Investors in the financing, of which it has raised $8.6 billion to date, include Thrive Capital, Andreessen Horowitz, DST Global, GIC, Iconiq Growth, Insight Partners, MGX, Sands Capital, WCM Investment Management and Wellington Management.
Technology investors have been anticipating a Databricks initial public offering for years. They may only have to wait a few more months.
ServiceTitan, a company with software for plumbers and others working in the trades, raised about $625 million in an initial public offering last week, and some investors have predicted that tech IPOs will become more frequent again in 2025 after a relative drought since late 2021.
Databricks did not offer new information about its expectations for an IPO on Tuesday.
“If we were going to go, the earliest would be, let’s say mid next year or something like that,” Ali Ghodsi, Databricks’ co-founder and CEO, said at the Cerebral Valley AI Summit in November.

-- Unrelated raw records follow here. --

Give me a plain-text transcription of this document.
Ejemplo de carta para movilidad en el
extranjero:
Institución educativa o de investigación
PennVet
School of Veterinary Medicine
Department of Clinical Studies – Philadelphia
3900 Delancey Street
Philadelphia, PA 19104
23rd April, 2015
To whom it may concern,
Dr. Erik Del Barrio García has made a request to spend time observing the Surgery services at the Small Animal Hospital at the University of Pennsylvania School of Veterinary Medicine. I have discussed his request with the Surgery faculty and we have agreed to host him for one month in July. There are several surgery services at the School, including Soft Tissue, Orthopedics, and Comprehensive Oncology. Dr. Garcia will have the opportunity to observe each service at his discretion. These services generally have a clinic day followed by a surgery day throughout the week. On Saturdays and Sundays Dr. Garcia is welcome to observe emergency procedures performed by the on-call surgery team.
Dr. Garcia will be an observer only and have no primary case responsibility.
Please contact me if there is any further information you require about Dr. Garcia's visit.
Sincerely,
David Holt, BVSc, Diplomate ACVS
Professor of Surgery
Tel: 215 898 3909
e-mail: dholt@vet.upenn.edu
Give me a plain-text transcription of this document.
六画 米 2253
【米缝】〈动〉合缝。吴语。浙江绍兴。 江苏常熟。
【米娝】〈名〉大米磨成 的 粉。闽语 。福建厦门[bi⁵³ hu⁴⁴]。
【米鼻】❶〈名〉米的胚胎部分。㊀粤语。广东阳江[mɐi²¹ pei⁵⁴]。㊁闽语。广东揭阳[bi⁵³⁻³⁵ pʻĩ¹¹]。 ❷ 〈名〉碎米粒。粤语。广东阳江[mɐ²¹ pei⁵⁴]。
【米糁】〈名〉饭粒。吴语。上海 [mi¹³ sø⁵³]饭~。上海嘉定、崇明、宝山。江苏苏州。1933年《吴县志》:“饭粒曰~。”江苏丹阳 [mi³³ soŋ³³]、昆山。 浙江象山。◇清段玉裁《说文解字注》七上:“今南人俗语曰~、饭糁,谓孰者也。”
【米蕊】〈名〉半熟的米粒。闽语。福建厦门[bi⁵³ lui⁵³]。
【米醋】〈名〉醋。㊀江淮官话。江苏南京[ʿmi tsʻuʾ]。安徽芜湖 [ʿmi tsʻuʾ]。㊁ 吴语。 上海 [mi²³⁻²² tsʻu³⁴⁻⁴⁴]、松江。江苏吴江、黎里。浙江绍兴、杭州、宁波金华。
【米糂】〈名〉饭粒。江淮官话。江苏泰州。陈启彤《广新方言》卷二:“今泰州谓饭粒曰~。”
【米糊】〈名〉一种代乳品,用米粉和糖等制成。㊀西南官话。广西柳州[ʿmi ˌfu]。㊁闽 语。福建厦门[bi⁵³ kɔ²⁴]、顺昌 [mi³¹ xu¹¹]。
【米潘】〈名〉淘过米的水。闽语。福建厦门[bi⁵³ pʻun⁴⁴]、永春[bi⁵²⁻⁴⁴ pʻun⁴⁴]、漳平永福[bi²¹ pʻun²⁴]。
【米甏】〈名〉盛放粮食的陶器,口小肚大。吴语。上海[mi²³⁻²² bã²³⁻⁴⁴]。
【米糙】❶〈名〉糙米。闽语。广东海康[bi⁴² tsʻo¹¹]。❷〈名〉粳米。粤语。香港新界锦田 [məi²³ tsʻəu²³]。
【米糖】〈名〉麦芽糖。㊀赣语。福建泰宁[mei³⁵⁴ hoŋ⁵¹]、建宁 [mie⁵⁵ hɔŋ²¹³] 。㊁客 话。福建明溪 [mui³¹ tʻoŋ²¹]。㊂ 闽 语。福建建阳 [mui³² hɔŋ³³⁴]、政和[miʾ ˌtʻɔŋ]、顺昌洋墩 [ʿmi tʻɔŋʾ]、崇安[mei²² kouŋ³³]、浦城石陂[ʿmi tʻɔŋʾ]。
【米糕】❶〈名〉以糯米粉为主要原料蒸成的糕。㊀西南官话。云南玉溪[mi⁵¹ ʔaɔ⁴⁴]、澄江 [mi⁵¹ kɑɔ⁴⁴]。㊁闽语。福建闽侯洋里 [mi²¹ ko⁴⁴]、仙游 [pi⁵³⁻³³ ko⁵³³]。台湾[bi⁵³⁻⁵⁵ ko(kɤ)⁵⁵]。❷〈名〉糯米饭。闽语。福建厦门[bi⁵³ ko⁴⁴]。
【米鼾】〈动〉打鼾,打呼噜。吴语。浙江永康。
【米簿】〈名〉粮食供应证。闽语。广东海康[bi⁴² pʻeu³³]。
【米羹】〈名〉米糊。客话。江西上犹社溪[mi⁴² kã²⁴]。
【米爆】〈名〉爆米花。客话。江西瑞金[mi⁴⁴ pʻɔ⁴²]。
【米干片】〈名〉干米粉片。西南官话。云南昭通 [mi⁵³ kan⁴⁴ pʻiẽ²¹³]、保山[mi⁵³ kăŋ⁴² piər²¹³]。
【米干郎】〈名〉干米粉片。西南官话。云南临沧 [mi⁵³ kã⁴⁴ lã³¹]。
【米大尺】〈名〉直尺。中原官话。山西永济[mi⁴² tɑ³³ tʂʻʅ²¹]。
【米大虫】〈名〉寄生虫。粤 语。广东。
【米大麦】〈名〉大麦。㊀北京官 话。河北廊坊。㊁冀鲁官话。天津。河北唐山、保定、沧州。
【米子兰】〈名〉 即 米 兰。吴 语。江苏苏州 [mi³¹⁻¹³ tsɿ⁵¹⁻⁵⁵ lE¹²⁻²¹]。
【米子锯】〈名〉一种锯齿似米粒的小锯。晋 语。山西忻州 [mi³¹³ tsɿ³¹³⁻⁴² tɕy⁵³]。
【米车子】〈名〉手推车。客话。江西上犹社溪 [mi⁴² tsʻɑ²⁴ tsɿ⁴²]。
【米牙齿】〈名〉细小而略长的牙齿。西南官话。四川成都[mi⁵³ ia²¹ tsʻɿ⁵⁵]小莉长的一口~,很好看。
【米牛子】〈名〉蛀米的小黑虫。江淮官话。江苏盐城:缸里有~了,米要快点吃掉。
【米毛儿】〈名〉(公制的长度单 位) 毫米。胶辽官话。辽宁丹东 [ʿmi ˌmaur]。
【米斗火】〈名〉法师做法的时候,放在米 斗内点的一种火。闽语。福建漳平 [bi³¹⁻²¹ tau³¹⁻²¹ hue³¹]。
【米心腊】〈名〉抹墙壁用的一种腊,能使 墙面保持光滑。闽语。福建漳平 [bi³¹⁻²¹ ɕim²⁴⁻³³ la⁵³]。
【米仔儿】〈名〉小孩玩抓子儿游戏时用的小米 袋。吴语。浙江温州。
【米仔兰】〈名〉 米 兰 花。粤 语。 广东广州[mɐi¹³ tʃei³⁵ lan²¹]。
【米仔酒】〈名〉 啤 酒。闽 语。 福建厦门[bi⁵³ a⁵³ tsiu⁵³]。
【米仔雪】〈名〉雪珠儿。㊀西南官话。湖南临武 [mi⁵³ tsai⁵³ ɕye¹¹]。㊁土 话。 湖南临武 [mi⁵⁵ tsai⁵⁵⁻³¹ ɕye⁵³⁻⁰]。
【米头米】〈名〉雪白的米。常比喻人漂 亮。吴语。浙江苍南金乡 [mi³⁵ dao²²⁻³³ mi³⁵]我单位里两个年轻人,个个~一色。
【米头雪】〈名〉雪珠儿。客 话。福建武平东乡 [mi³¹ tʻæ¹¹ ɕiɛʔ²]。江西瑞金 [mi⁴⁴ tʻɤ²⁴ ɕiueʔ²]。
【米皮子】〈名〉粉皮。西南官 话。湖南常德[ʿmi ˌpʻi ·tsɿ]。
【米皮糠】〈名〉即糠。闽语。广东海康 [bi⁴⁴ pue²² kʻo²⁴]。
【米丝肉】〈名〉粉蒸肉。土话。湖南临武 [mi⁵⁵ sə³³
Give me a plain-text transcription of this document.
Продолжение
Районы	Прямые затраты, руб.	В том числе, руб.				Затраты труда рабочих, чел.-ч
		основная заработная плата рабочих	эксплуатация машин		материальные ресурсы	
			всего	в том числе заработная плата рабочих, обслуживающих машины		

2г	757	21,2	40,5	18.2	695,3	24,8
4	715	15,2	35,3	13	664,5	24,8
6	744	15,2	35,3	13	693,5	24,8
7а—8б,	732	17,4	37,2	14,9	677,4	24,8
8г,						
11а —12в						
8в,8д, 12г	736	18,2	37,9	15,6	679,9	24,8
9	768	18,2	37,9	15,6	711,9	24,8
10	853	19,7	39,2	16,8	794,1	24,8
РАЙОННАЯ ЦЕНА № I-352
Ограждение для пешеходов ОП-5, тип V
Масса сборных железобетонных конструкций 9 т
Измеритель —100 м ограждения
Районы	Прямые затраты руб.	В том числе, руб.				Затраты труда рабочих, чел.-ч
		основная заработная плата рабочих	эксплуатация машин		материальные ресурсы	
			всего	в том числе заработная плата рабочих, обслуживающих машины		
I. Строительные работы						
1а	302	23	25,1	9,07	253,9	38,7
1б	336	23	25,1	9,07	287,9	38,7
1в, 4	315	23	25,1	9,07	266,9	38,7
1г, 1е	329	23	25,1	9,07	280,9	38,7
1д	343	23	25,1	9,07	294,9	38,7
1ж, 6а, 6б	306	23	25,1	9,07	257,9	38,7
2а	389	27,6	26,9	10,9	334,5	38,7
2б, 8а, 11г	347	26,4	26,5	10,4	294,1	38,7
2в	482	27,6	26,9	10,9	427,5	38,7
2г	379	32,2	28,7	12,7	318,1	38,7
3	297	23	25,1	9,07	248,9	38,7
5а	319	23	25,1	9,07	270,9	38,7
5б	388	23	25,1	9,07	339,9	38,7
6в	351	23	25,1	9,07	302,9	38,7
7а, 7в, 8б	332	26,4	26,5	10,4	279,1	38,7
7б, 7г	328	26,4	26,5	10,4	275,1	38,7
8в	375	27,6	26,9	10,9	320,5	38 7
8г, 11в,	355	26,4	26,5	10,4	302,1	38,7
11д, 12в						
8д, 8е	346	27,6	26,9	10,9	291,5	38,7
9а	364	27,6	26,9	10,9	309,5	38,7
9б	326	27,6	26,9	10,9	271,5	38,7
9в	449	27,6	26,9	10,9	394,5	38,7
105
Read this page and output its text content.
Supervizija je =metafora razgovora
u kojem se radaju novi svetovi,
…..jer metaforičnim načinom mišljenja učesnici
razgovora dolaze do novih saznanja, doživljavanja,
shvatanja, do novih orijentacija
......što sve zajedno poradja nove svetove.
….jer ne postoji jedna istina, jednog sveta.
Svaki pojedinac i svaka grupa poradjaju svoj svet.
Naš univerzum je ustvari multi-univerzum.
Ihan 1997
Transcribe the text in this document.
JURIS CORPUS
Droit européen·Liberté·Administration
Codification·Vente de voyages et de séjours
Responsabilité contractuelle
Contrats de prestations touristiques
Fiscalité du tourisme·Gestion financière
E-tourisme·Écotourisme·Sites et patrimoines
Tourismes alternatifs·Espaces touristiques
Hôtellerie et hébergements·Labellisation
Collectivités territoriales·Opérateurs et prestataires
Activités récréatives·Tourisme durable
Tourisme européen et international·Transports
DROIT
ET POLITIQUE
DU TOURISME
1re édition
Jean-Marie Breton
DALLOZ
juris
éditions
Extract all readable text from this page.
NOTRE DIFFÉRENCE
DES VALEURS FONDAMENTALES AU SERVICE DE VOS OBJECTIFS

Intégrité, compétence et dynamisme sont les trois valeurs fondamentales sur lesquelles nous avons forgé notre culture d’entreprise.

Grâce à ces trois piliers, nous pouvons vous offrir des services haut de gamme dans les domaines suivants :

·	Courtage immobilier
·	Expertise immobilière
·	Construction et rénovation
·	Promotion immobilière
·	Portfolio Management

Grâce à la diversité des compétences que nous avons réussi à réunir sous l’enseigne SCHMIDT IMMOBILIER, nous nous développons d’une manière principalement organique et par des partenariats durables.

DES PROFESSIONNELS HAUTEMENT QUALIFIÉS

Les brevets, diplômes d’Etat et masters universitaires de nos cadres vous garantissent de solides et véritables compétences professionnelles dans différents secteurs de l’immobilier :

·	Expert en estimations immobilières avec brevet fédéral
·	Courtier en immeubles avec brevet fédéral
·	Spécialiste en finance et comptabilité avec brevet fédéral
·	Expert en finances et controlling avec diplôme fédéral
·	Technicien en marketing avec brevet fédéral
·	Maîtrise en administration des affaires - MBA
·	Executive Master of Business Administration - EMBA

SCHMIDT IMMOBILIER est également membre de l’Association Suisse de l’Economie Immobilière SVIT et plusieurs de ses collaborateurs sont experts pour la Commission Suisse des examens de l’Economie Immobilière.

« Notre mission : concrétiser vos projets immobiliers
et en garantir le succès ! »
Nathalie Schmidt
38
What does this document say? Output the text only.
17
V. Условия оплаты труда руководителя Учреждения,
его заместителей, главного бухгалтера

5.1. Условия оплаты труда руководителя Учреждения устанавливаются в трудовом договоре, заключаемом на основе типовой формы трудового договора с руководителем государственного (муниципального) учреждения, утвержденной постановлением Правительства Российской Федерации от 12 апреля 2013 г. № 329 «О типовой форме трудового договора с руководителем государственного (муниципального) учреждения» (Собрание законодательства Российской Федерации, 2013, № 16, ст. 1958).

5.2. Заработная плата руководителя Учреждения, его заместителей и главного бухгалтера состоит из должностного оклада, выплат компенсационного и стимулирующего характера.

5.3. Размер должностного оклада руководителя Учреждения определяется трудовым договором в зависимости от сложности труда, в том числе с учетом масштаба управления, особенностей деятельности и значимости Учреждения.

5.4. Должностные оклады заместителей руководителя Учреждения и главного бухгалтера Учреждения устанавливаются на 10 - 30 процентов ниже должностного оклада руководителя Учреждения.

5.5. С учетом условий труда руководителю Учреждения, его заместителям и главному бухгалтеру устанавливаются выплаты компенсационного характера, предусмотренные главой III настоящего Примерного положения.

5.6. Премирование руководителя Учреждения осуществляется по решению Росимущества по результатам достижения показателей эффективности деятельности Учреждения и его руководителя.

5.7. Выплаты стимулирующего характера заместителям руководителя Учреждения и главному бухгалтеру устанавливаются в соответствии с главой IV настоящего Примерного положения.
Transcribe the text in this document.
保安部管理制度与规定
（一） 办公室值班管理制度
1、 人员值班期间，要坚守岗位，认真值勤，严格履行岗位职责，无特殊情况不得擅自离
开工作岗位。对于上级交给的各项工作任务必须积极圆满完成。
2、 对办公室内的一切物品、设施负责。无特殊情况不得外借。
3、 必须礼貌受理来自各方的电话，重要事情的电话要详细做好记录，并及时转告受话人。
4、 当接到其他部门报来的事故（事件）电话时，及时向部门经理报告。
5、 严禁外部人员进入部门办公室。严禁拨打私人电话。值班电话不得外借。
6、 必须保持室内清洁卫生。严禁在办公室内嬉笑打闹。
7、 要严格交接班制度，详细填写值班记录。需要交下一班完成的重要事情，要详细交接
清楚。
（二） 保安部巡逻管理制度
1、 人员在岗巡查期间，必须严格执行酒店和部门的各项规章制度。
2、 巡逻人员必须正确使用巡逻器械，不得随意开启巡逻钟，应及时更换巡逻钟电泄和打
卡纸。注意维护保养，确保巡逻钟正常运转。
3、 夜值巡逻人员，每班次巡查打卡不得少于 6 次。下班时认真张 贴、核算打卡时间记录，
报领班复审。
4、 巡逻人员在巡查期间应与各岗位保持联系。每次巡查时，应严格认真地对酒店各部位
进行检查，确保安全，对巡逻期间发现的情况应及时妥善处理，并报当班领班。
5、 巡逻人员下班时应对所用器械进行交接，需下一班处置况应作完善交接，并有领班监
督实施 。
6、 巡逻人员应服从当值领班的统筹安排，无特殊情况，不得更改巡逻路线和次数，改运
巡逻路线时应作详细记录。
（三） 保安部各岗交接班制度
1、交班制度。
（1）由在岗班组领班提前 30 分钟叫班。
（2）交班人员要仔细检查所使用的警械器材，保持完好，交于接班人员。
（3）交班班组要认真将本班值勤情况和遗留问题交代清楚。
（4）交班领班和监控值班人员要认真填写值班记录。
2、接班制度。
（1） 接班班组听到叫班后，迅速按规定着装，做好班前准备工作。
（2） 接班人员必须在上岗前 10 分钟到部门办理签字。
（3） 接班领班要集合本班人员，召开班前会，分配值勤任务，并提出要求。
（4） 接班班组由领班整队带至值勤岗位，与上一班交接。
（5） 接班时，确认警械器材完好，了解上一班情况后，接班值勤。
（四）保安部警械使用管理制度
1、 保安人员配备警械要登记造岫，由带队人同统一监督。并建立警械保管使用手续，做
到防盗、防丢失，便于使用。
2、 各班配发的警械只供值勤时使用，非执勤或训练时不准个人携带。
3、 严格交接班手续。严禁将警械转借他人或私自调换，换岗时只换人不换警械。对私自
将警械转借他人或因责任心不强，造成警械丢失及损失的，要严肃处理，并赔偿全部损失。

Late-stage investors with large funds don’t have many options for what to back, Ghodsi said.
“There’s nowhere to put it, really, except maybe Databricks, Stripe or, you know, maybe OpenAI,” Ghodsi said.
Databricks will use a portion of the new money to attract job candidates, given that AI companies such as Anthropic and OpenAI are also hiring rapidly, Ghodsi told CNBC in an interview on Tuesday.
“We want to be super-competitive, and we want to pay up for that talent,” he said.
Databricks made its fourth appearance on CNBC’s Disruptor 50 list of private companies in 2024.